Bugün büyük işletme gruplarından bazıları kırmızı et üretiminden vazgeçtiler. Çünkü et ithalatında yüzde 225 olan gümrük vergileri de yüzde 30‘a düşürüldü. İşlenmiş et ve et mamulleri üreten bu gruplar buzağı alıp beslemek yerine doğrudan et ithal etmeyi seçmektedirler. Böylelikle bu işletmelerde çalışanlar ve bu işletmelere girdi sağlayan yüzlerce küçük aile işletmesi üretim dışı kalmaktadırlar. Hayvan besiciliği yapan işletmelerin üretimi durdurmaları kısa bir zaman sonra süt üretimini de ciddi anlamda tehlikeye sokmaktadır. Çünkü besi hayvanı işletmeleri süt hayvancılığı işletmelerinin üretimde kullanmadıkları hayvanları sattığı pazarlardır.

Türkiye‘de üreticiler sütlerini kendisi işleyenlerin dışında fiyat bakımından sanayiciye mahkûmdur. 2008 ‘ de sanayici ucuza bulduğu yağsız süt tozunu ithal etmeye başlayınca çiğ süt fiyatları 35 kuruşa düşmüş ve yem alacak para bulamayan üretici süt hayvanlarını kesime yollamış ve hayvan sayısında ciddi azalma meydana gelmişti. Hâlbuki 2007 de süt fiyatlarına müdahale edilmiş olsa bugün devlet et ithaline kalkışmayacaktı.  Yem gibi girdi maliyetleri sürekli artarken, süt fiyatlarında bir türlü istikrar sağlanamaması süt hayvancılığı yapan çiftçiyi çaresiz bırakıyor. Çiftçi artık sütün de, girdilerin de fiyatlarının dengede olmasını istiyor. Hayvancılık sektörü şu anda çiğ süt fiyatının düşüşünden dolayı endişeli bir bekleyiştedir. Et fiyatlarını düşürmek adına bütün bu yapılanların sonucu çıkan fatura ülke hayvancılığını bitirme noktasına getirmiştir. Kurulan Ulusal Süt Konseyi, piyasada çiğ süt fiyatlarını üretici lehine düzenleme olanağına sahip değildir.
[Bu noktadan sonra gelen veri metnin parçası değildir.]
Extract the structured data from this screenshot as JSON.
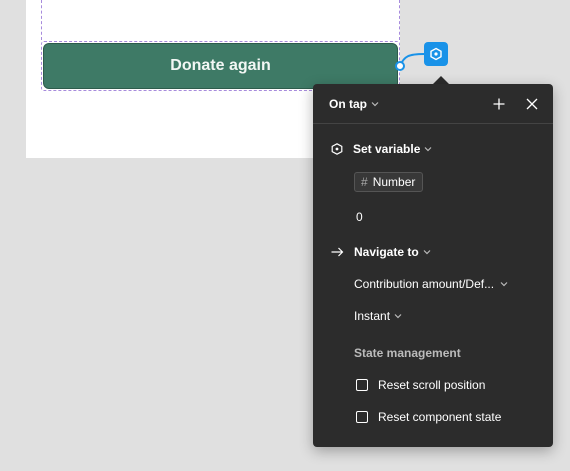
{
  "canvas": {
    "donate_button_label": "Donate again"
  },
  "interaction_panel": {
    "trigger_label": "On tap",
    "actions": [
      {
        "type_label": "Set variable",
        "variable_chip_label": "Number",
        "value": "0"
      },
      {
        "type_label": "Navigate to",
        "destination": "Contribution amount/Def...",
        "animation": "Instant"
      }
    ],
    "state_management": {
      "heading": "State management",
      "reset_scroll_label": "Reset scroll position",
      "reset_scroll_checked": false,
      "reset_component_label": "Reset component state",
      "reset_component_checked": false
    }
  },
  "colors": {
    "button_fill": "#3e7a66",
    "accent_blue": "#1992e8",
    "panel_bg": "#2c2c2c",
    "canvas_bg": "#e0e0e0"
  },
  "icons": [
    "variable-icon",
    "arrow-right-icon",
    "plus-icon",
    "close-icon",
    "hash-icon",
    "chevron-down-icon",
    "interaction-icon"
  ]
}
Kısacası hayvancılıkta ithalat çıkar yol değildir. Bugünkü ithalat politikası devam ederse ülkede hayvancılık diye bir sektör kalmayacaktır. Acilen uzun vadeli hayvancılık politikaları oluşturulmalıdır. Et ve kasaplık hayvan ithalatına derhal son verilmeli, ülkemizdeki gerekli süt ve besi hayvanı sayısına ulaştığımız anda gebe düve ve besi hayvanı ithalatına da son verilmelidir. Yem bitkileri üretimi desteklenmeli, mevcut meralarımızın ıslahı yapılmalı, ette ve sütte yerli üretimi destekleyici önlemler alınmalı, et ve süt tüketiminin artırılmasına yönelik kampanyalar yapılmalı, yeteri miktarda hayvan saf kültür ırkı ve melez soyları olan ülkemizde; Tarım ve Köy işleri Bakanlığı, Üniversiteler, araştırma kuruluşları ve yetiştirici birliklerini içine alan hayvan ıslahı projeleri yapılmalı, Avrupa Birliği veya Amerika‘dakine benzer et ve süt fiyatlarında piyasaya müdahale edecek müdahale kuruluşları olmalı ya da mevcut kuruluşların yetkilerine işlevlik kazandırılmalıdır.

Yani yurtdışındaki çiftçileri ve hayvan sahiplerini desteklemekten acilen vazgeçilmeli, bize her zaman gerekli olan ve kahrımızı çeken çitçimizi, süt ve et üreticilerimizi destekleme yoluna gidilmelidir.